RIVER NORTH — White House senior adviser Valerie Jarrett returned to her hometown Monday to insist that cities can lead the way in advancing President Barack Obama's agenda in a "year of action."
"The president is committed to working with Congress, and we have a robust agenda," Jarrett said Monday in remarks on the subject of "Strong Cities — Strong Nation" at the University of Chicago's Gleacher Center in River North.
Yet she quickly added that, if congressional gridlock persists, cities can lead the way in the "year of action," adding, "Maybe it will create a little pressure on Washington."
Mayor Rahm Emanuel echoed that in introducing Jarrett at the event, sponsored by his World Business Chicago development initiative. He cited the reverse migration "back into cities" and how "the intellectual, economic and cultural strength of our cities drive the economic power of our country."
Both Jarrett and Emanuel emphasized the importance of renewing infrastructure and education, from expanding it in early childhood through making college tuition more affordable.
Emanuel said Chicago shared the president's agenda, especially with its emphasis on cities, with "mirrored goals, as well as mirrored plans." He said the president could use a Congress that is as responsive and active as the Chicago City Council.
"If we move our city forward," Emanuel said, "we'll actually have a strong country, which is something we all desire."
Jarrett called for renewed spending on infrastructure, along the lines of the Recovery Act of 2009, and specifically cited the CTA's Red Line South project.
"It's not just spending," she said. "You're gonna get a return on that investment."
Jarrett called for immigration reform, a familiar Emanuel theme, as a way of strengthening cities and returning population to downtrodden areas like Detroit, saying, "Immigration reform is in the best interests of our country."
Jarrett called it "nonsense" that Obamacare would cost jobs, saying health care and jobs would be "strengthened" by the Affordable Care Act.
She also called for a recommitment to education, from early childhood through college, saying, "We need to bring down the cost of tuition."
Jarrett echoed Obama's State of Union remarks that strong women are key to a strong economy and culture.
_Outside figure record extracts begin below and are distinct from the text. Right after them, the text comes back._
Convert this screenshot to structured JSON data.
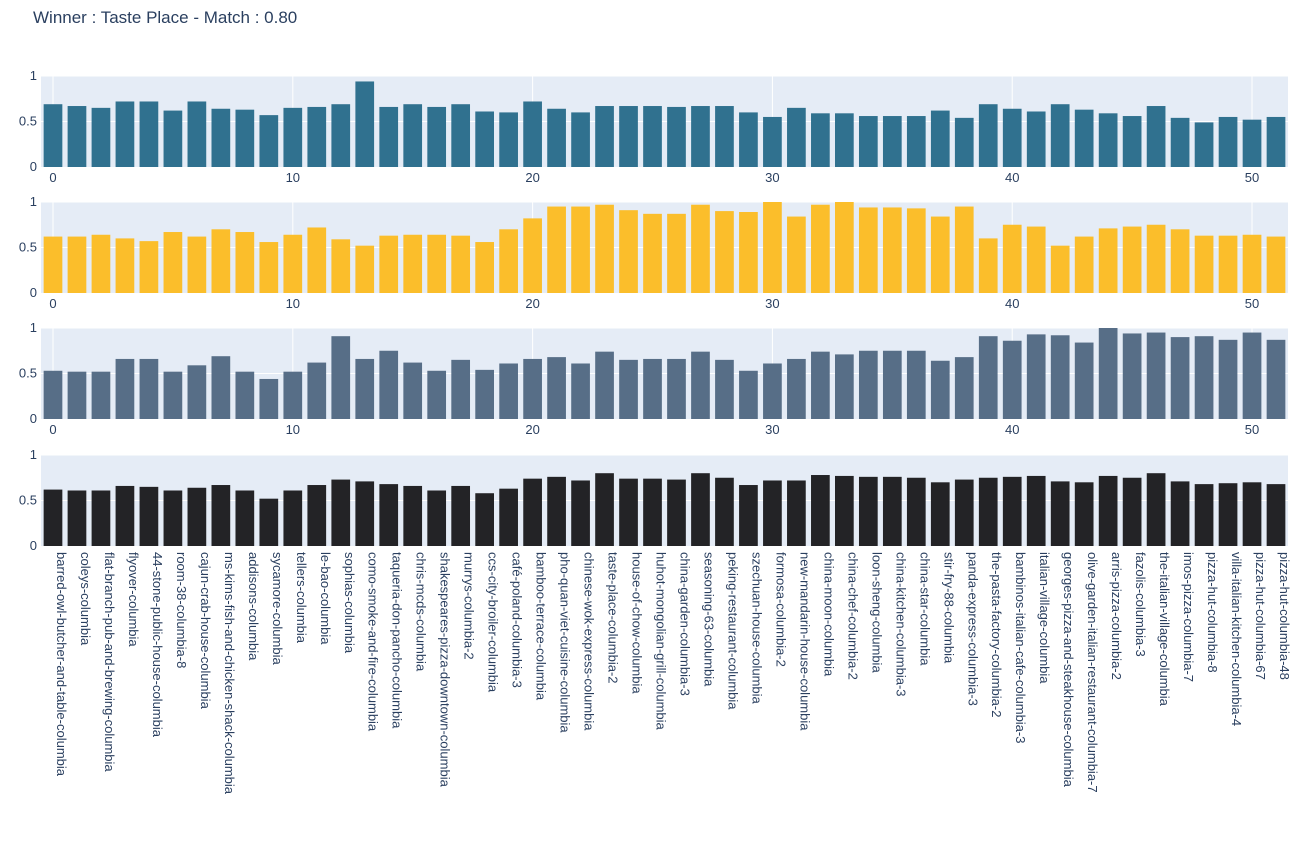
{
  "title": "Winner : Taste Place - Match : 0.80",
  "chart_data": {
    "type": "bar",
    "layout": "4 stacked subplots sharing the x index 0-51",
    "x_index_ticks": [
      "0",
      "10",
      "20",
      "30",
      "40",
      "50"
    ],
    "y_ticks": [
      "0",
      "0.5",
      "1"
    ],
    "ylim": [
      0,
      1
    ],
    "grid": true,
    "categories": [
      "barred-owl-butcher-and-table-columbia",
      "coleys-columbia",
      "flat-branch-pub-and-brewing-columbia",
      "flyover-columbia",
      "44-stone-public-house-columbia",
      "room-38-columbia-8",
      "cajun-crab-house-columbia",
      "ms-kims-fish-and-chicken-shack-columbia",
      "addisons-columbia",
      "sycamore-columbia",
      "tellers-columbia",
      "le-bao-columbia",
      "sophias-columbia",
      "como-smoke-and-fire-columbia",
      "taqueria-don-pancho-columbia",
      "chris-mcds-columbia",
      "shakespeares-pizza-downtown-columbia",
      "murrys-columbia-2",
      "ccs-city-broiler-columbia",
      "café-poland-columbia-3",
      "bamboo-terrace-columbia",
      "pho-quan-viet-cuisine-columbia",
      "chinese-wok-express-columbia",
      "taste-place-columbia-2",
      "house-of-chow-columbia",
      "huhot-mongolian-grill-columbia",
      "china-garden-columbia-3",
      "seasoning-63-columbia",
      "peking-restaurant-columbia",
      "szechuan-house-columbia",
      "formosa-columbia-2",
      "new-mandarin-house-columbia",
      "china-moon-columbia",
      "china-chef-columbia-2",
      "loon-sheng-columbia",
      "china-kitchen-columbia-3",
      "china-star-columbia",
      "stir-fry-88-columbia",
      "panda-express-columbia-3",
      "the-pasta-factory-columbia-2",
      "bambinos-italian-cafe-columbia-3",
      "italian-village-columbia",
      "georges-pizza-and-steakhouse-columbia",
      "olive-garden-italian-restaurant-columbia-7",
      "arris-pizza-columbia-2",
      "fazolis-columbia-3",
      "the-italian-village-columbia",
      "imos-pizza-columbia-7",
      "pizza-hut-columbia-8",
      "villa-italian-kitchen-columbia-4",
      "pizza-hut-columbia-67",
      "pizza-hut-columbia-48"
    ],
    "series": [
      {
        "color": "#30718f",
        "values": [
          0.69,
          0.67,
          0.65,
          0.72,
          0.72,
          0.62,
          0.72,
          0.64,
          0.63,
          0.57,
          0.65,
          0.66,
          0.69,
          0.94,
          0.66,
          0.69,
          0.66,
          0.69,
          0.61,
          0.6,
          0.72,
          0.64,
          0.6,
          0.67,
          0.67,
          0.67,
          0.66,
          0.67,
          0.67,
          0.6,
          0.55,
          0.65,
          0.59,
          0.59,
          0.56,
          0.56,
          0.56,
          0.62,
          0.54,
          0.69,
          0.64,
          0.61,
          0.69,
          0.63,
          0.59,
          0.56,
          0.67,
          0.54,
          0.49,
          0.55,
          0.52,
          0.55
        ]
      },
      {
        "color": "#fbbe2b",
        "values": [
          0.62,
          0.62,
          0.64,
          0.6,
          0.57,
          0.67,
          0.62,
          0.7,
          0.67,
          0.56,
          0.64,
          0.72,
          0.59,
          0.52,
          0.63,
          0.64,
          0.64,
          0.63,
          0.56,
          0.7,
          0.82,
          0.95,
          0.95,
          0.97,
          0.91,
          0.87,
          0.87,
          0.97,
          0.9,
          0.89,
          1.0,
          0.84,
          0.97,
          1.0,
          0.94,
          0.94,
          0.93,
          0.84,
          0.95,
          0.6,
          0.75,
          0.73,
          0.52,
          0.62,
          0.71,
          0.73,
          0.75,
          0.7,
          0.63,
          0.63,
          0.64,
          0.62
        ]
      },
      {
        "color": "#576e87",
        "values": [
          0.53,
          0.52,
          0.52,
          0.66,
          0.66,
          0.52,
          0.59,
          0.69,
          0.52,
          0.44,
          0.52,
          0.62,
          0.91,
          0.66,
          0.75,
          0.62,
          0.53,
          0.65,
          0.54,
          0.61,
          0.66,
          0.68,
          0.61,
          0.74,
          0.65,
          0.66,
          0.66,
          0.74,
          0.65,
          0.53,
          0.61,
          0.66,
          0.74,
          0.71,
          0.75,
          0.75,
          0.75,
          0.64,
          0.68,
          0.91,
          0.86,
          0.93,
          0.92,
          0.84,
          1.0,
          0.94,
          0.95,
          0.9,
          0.91,
          0.87,
          0.95,
          0.87
        ]
      },
      {
        "color": "#232326",
        "values": [
          0.62,
          0.61,
          0.61,
          0.66,
          0.65,
          0.61,
          0.64,
          0.67,
          0.61,
          0.52,
          0.61,
          0.67,
          0.73,
          0.71,
          0.68,
          0.66,
          0.61,
          0.66,
          0.58,
          0.63,
          0.74,
          0.76,
          0.72,
          0.8,
          0.74,
          0.74,
          0.73,
          0.8,
          0.75,
          0.67,
          0.72,
          0.72,
          0.78,
          0.77,
          0.76,
          0.76,
          0.75,
          0.7,
          0.73,
          0.75,
          0.76,
          0.77,
          0.71,
          0.7,
          0.77,
          0.75,
          0.8,
          0.71,
          0.68,
          0.69,
          0.7,
          0.68
        ]
      }
    ]
  }
}
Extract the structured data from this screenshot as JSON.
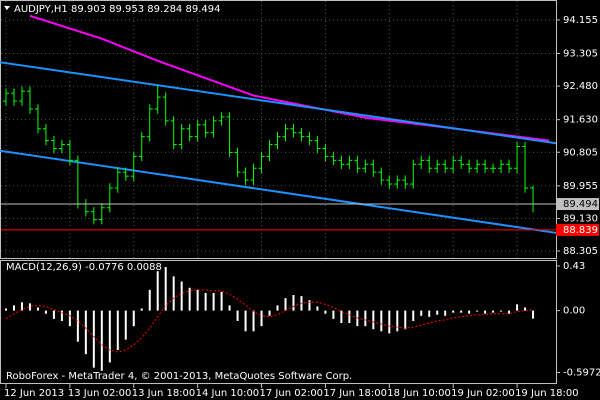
{
  "chart_data": [
    {
      "type": "candlestick",
      "title": "AUDJPY,H1  89.903 89.953 89.284 89.494",
      "color": "#00ff00",
      "open": [
        92.1,
        92.3,
        92.1,
        92.35,
        91.9,
        91.4,
        91.1,
        90.9,
        91.0,
        90.6,
        89.5,
        89.3,
        89.1,
        89.4,
        89.9,
        90.3,
        90.2,
        90.7,
        91.2,
        91.9,
        92.2,
        91.6,
        91.0,
        91.4,
        91.2,
        91.5,
        91.3,
        91.6,
        91.7,
        90.8,
        90.3,
        90.1,
        90.4,
        90.7,
        91.0,
        91.2,
        91.4,
        91.3,
        91.2,
        91.1,
        90.9,
        90.7,
        90.6,
        90.5,
        90.6,
        90.4,
        90.5,
        90.3,
        90.1,
        90.0,
        90.1,
        90.0,
        90.5,
        90.6,
        90.4,
        90.5,
        90.4,
        90.6,
        90.5,
        90.4,
        90.5,
        90.4,
        90.4,
        90.5,
        90.4,
        90.95,
        89.903
      ],
      "high": [
        92.42,
        92.42,
        92.47,
        92.47,
        92.02,
        91.52,
        91.22,
        91.12,
        91.12,
        90.72,
        89.62,
        89.42,
        89.52,
        90.02,
        90.42,
        90.42,
        90.82,
        91.32,
        92.02,
        92.5,
        92.32,
        91.72,
        91.52,
        91.52,
        91.62,
        91.62,
        91.72,
        91.82,
        91.82,
        90.92,
        90.42,
        90.52,
        90.82,
        91.12,
        91.32,
        91.52,
        91.52,
        91.42,
        91.32,
        91.22,
        91.02,
        90.82,
        90.72,
        90.72,
        90.72,
        90.62,
        90.62,
        90.42,
        90.22,
        90.22,
        90.22,
        90.62,
        90.72,
        90.72,
        90.62,
        90.62,
        90.72,
        90.72,
        90.62,
        90.62,
        90.62,
        90.52,
        90.62,
        90.62,
        91.07,
        91.07,
        89.953
      ],
      "low": [
        91.98,
        91.98,
        91.98,
        91.78,
        91.28,
        90.98,
        90.78,
        90.78,
        90.48,
        89.38,
        89.18,
        88.98,
        88.98,
        89.28,
        89.78,
        90.08,
        90.08,
        90.58,
        91.08,
        91.78,
        91.48,
        90.88,
        90.88,
        91.08,
        91.08,
        91.18,
        91.18,
        91.48,
        90.68,
        90.18,
        89.98,
        89.98,
        90.28,
        90.58,
        90.88,
        91.08,
        91.18,
        91.08,
        90.98,
        90.78,
        90.58,
        90.48,
        90.38,
        90.38,
        90.28,
        90.28,
        90.18,
        89.98,
        89.88,
        89.88,
        89.88,
        89.88,
        90.38,
        90.28,
        90.28,
        90.28,
        90.28,
        90.38,
        90.28,
        90.28,
        90.28,
        90.28,
        90.28,
        90.28,
        90.28,
        89.78,
        89.284
      ],
      "close": [
        92.3,
        92.1,
        92.35,
        91.9,
        91.4,
        91.1,
        90.9,
        91.0,
        90.6,
        89.5,
        89.3,
        89.1,
        89.4,
        89.9,
        90.3,
        90.2,
        90.7,
        91.2,
        91.9,
        92.2,
        91.6,
        91.0,
        91.4,
        91.2,
        91.5,
        91.3,
        91.6,
        91.7,
        90.8,
        90.3,
        90.1,
        90.4,
        90.7,
        91.0,
        91.2,
        91.4,
        91.3,
        91.2,
        91.1,
        90.9,
        90.7,
        90.6,
        90.5,
        90.6,
        90.4,
        90.5,
        90.3,
        90.1,
        90.0,
        90.1,
        90.0,
        90.5,
        90.6,
        90.4,
        90.5,
        90.4,
        90.6,
        90.5,
        90.4,
        90.5,
        90.4,
        90.4,
        90.5,
        90.4,
        90.95,
        89.9,
        89.494
      ],
      "overlays": [
        {
          "color": "#ff00ff",
          "x": [
            3,
            12,
            19,
            31,
            45,
            56,
            68
          ],
          "values": [
            94.26,
            93.68,
            93.12,
            92.24,
            91.68,
            91.41,
            91.1
          ]
        },
        {
          "color": "#1e90ff",
          "x": [
            -1,
            69
          ],
          "values": [
            93.09,
            91.03
          ]
        },
        {
          "color": "#1e90ff",
          "x": [
            -1,
            69
          ],
          "values": [
            90.85,
            88.76
          ]
        }
      ],
      "price_lines": [
        {
          "value": 89.494,
          "color": "#c0c0c0"
        },
        {
          "value": 88.839,
          "color": "#ff0000"
        }
      ],
      "ylim": [
        88.128,
        94.634
      ],
      "yticks": [
        94.155,
        93.305,
        {
          "value": 92.48,
          "label": "92.480"
        },
        {
          "value": 91.63,
          "label": "91.630"
        },
        90.805,
        89.955,
        {
          "value": 89.13,
          "label": "89.130"
        },
        88.305
      ],
      "xlim": [
        -0.625,
        68.875
      ],
      "xticks": [
        {
          "value": 0,
          "label": "12 Jun 2013"
        },
        {
          "value": 8,
          "label": "13 Jun 02:00"
        },
        {
          "value": 16,
          "label": "13 Jun 18:00"
        },
        {
          "value": 24,
          "label": "14 Jun 10:00"
        },
        {
          "value": 32,
          "label": "17 Jun 02:00"
        },
        {
          "value": 40,
          "label": "17 Jun 18:00"
        },
        {
          "value": 48,
          "label": "18 Jun 10:00"
        },
        {
          "value": 56,
          "label": "19 Jun 02:00"
        },
        {
          "value": 64,
          "label": "19 Jun 18:00"
        }
      ],
      "grid": true
    },
    {
      "type": "macd",
      "title": "MACD(12,26,9) -0.0776 0.0088",
      "series": [
        {
          "kind": "bar",
          "color": "#ffffff",
          "values": [
            0.02,
            0.05,
            0.08,
            0.07,
            0.03,
            -0.03,
            -0.08,
            -0.1,
            -0.15,
            -0.3,
            -0.42,
            -0.55,
            -0.58,
            -0.5,
            -0.38,
            -0.28,
            -0.15,
            0.02,
            0.2,
            0.38,
            0.42,
            0.33,
            0.28,
            0.22,
            0.2,
            0.17,
            0.17,
            0.18,
            0.05,
            -0.1,
            -0.2,
            -0.2,
            -0.15,
            -0.05,
            0.05,
            0.12,
            0.15,
            0.14,
            0.1,
            0.04,
            -0.03,
            -0.08,
            -0.12,
            -0.12,
            -0.15,
            -0.15,
            -0.18,
            -0.2,
            -0.22,
            -0.2,
            -0.18,
            -0.1,
            -0.05,
            -0.06,
            -0.04,
            -0.05,
            -0.02,
            -0.02,
            -0.03,
            -0.01,
            -0.03,
            -0.02,
            -0.01,
            -0.03,
            0.06,
            0.03,
            -0.0776
          ]
        },
        {
          "kind": "line",
          "color": "#ff0000",
          "values": [
            -0.08,
            -0.03,
            0.01,
            0.04,
            0.05,
            0.04,
            0.01,
            -0.02,
            -0.05,
            -0.1,
            -0.17,
            -0.25,
            -0.33,
            -0.38,
            -0.4,
            -0.38,
            -0.33,
            -0.26,
            -0.17,
            -0.06,
            0.05,
            0.12,
            0.17,
            0.19,
            0.2,
            0.2,
            0.19,
            0.19,
            0.16,
            0.11,
            0.05,
            -0.01,
            -0.05,
            -0.06,
            -0.04,
            0.0,
            0.04,
            0.07,
            0.08,
            0.08,
            0.06,
            0.03,
            -0.01,
            -0.04,
            -0.07,
            -0.09,
            -0.11,
            -0.13,
            -0.15,
            -0.16,
            -0.17,
            -0.16,
            -0.14,
            -0.12,
            -0.1,
            -0.09,
            -0.07,
            -0.06,
            -0.05,
            -0.04,
            -0.04,
            -0.03,
            -0.03,
            -0.03,
            -0.01,
            0.0,
            0.0088
          ]
        }
      ],
      "ylim": [
        -0.698,
        0.478
      ],
      "yticks": [
        0.43,
        {
          "value": 0,
          "label": "0.00"
        },
        -0.5972
      ]
    }
  ],
  "footer": "RoboForex - MetaTrader 4, © 2001-2013, MetaQuotes Software Corp."
}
She called for efforts to diminish sexual assaults.
"There's no excuse for tolerating it," she said. "No still means no."
Jarrett also cited the president's commitment to lowering the incarceration rate for black men, pointing to Education Secretary Arne Duncan's efforts to trim the "discipline gap" in schools, where black youths are more likely to be harshly punished, just as they're more likely to face jail time later in life.
"You'll be hearing more from him on this," Jarrett promised.
Jarrett said she already knew almost all those in attendance at the World Business Chicago event, which included business leaders as well as politicians like local aldermen and Cook County Board President Toni Preckwinkle.
Emanuel introduced her with a gentle reminder that the city would like to be the eventual home of Obama's presidential library when he leaves office. The mayor welcomed Jarrett to the kickoff of what he jokingly called "the presidential-library fundraiser."